Microservices Can Benefit Your Commerce Initiatives

The O’Reilly eBook “Microservices for Modern Commerce” begins with this salient quote to illustrate that the concept of Microservices, currently all the rage in software development, has actually been part of the software world for some time:

“1. Make each program do one thing well. To do a new job, build afresh rather than complicate old programs by adding new features.

2. Expect the output of every program to become the input to another, as yet unknown, program. Don’t clutter output with extraneous information. Avoid stringently columnar or binary input formats. Don’t insist on interactive input.

3. Design and build software, even operating systems, to be tried early, ideally within weeks. Don’t hesitate to throw away the clumsy parts and rebuild them.’

—Doug McIlroy, one of the founders of Unix and inventor of the Unix pipe, 1978”

So, then, why are microservices being talked about on so many blogs and at so many panel discussions as a modern panacea for the bloated commerce architecture? Put simply, customer demands are evolving much faster than most commerce platforms can handle. By the time most platforms offer the functionality that customers require, the need may have already shifted to new demands.

A microservice is, as McIlroy predicted, a framework for software development that emphasizes building small, well-defined, and targeted services that solve a particular problem and can be built, deployed and maintained independently of other services or software features. Commerce giants currently use microservices to solve everything from integrating other services, like GDSN, to internationalization/localization, to customer check out processes or central customer management. In many cases, the microservice was created because the company’s existing commerce platform did not offer the particular capability in question, or the product offered the feature in a way that was incompatible with existing workflows.

How can you improve your commerce architecture to meet ever-changing omnichannel demands by either replacing or adding to your existing monolithic platform?

Here are 5 Key Benefits that Microservices provide to commerce initiatives:

Focused on Business Functions: The microservices model allows an enterprise to create a mini-application that is targeted and, typically, aimed at a single, focused function or capability. Many transactions that should be unified and simple for customers are comprised of multiple transactions behind the scene. The SOA model enables those transactions to be wrapped in a consistent brand experience.

Improve Time-to-Market: Because microservices break down functionality to the near-atomic level and abstract it, development teams can focus specifically on the pieces of the enterprise architecture that affect the service. No more making changes that may break other processes – or waiting for vendors to add features to your monolithic platform. Development processes that used to take months can now take only weeks, which means that critical business features are introduced and providing value faster than ever.

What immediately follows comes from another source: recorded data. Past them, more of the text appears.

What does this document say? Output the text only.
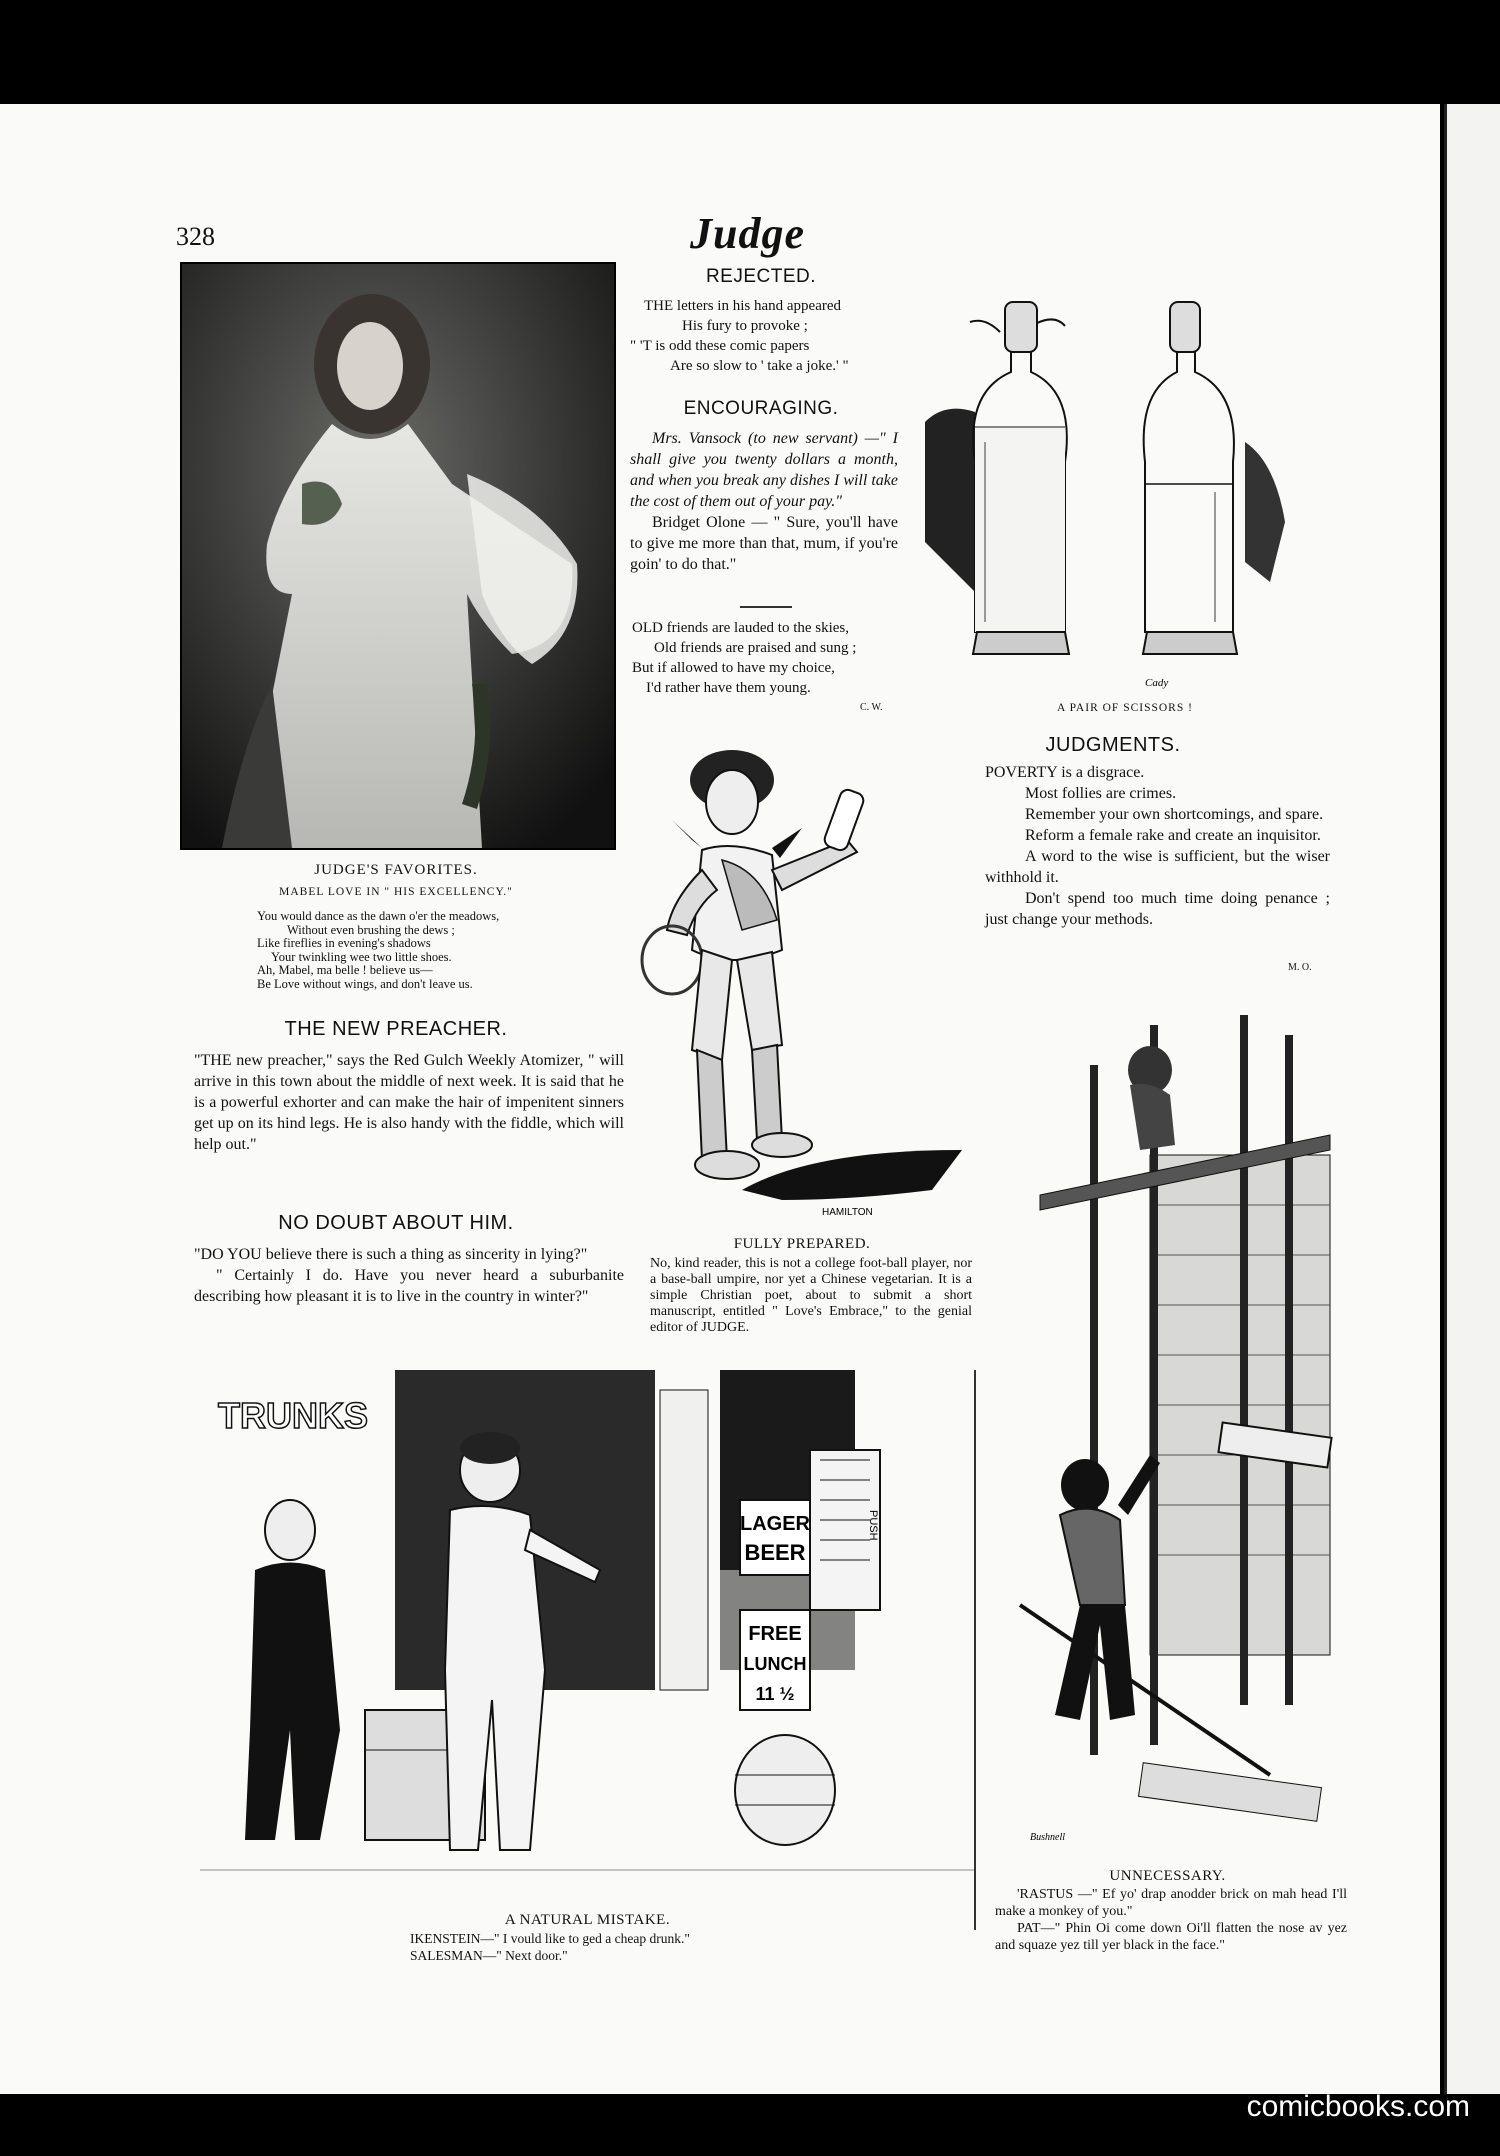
328	Judge
JUDGE'S FAVORITES.
MABEL LOVE IN " HIS EXCELLENCY."
You would dance as the dawn o'er the meadows,
Without even brushing the dews ;
Like fireflies in evening's shadows
Your twinkling wee two little shoes.
Ah, Mabel, ma belle ! believe us—
Be Love without wings, and don't leave us.
THE NEW PREACHER.
"THE new preacher," says the Red Gulch Weekly Atomizer, " will arrive in this town about the middle of next week. It is said that he is a powerful exhorter and can make the hair of impenitent sinners get up on its hind legs. He is also handy with the fiddle, which will help out."
NO DOUBT ABOUT HIM.

"DO YOU believe there is such a thing as sincerity in lying?"

" Certainly I do. Have you never heard a suburbanite describing how pleasant it is to live in the country in winter?"

REJECTED.
THE letters in his hand appeared
His fury to provoke ;
" 'T is odd these comic papers
Are so slow to ' take a joke.' "
ENCOURAGING.

Mrs. Vansock (to new servant) —" I shall give you twenty dollars a month, and when you break any dishes I will take the cost of them out of your pay."

Bridget Olone — " Sure, you'll have to give me more than that, mum, if you're goin' to do that."

OLD friends are lauded to the skies,
Old friends are praised and sung ;
But if allowed to have my choice,
I'd rather have them young.
C. W.
Cady
A PAIR OF SCISSORS !
JUDGMENTS.

POVERTY is a disgrace.

Most follies are crimes.

Remember your own shortcomings, and spare.

Reform a female rake and create an inquisitor.

A word to the wise is sufficient, but the wiser withhold it.

Don't spend too much time doing penance ; just change your methods.

M. O.
HAMILTON
FULLY PREPARED.
No, kind reader, this is not a college foot-ball player, nor a base-ball umpire, nor yet a Chinese vegetarian. It is a simple Christian poet, about to submit a short manuscript, entitled " Love's Embrace," to the genial editor of JUDGE.
LAGER
BEER
FREE
LUNCH
11 ½
PUSH
TRUNKS
A NATURAL MISTAKE.
IKENSTEIN—" I vould like to ged a cheap drunk."
SALESMAN—" Next door."
Bushnell
UNNECESSARY.

'RASTUS —" Ef yo' drap anodder brick on mah head I'll make a monkey of you."

PAT—" Phin Oi come down Oi'll flatten the nose av yez and squaze yez till yer black in the face."

comicbooks.com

Flexible: Any defect or bug within a microservice will only affect that microservice and will not cause any other unrelated services to fail, unlike many features that are added to a monolithic commerce platform.  This makes defects in microservices easier to identify and fix, meaning that deploying the service is much safer and easier, allowing new versions to be rolled out quickly. The decentralized approach to the model allows for shorter build, test, and deploy cycles.

Independent and Agnostic: Each microservice is so highly targeted that they can be built, deployed and managed independently of other services or packages, allowing for greater ease of development and release lifecycle. In fact, the SOA model allows for each microservice to be language agnostic, meaning that disparate teams working in different language codebases or development frameworks can each contribute discrete microservices to the overall enterprise architecture.

Scalable: Using pools, clusters, grids, and more, microservices can scale independently of other services within the architecture.  This enables your services to grow only as the demand for that service grows – and important characteristic for cloud architectures.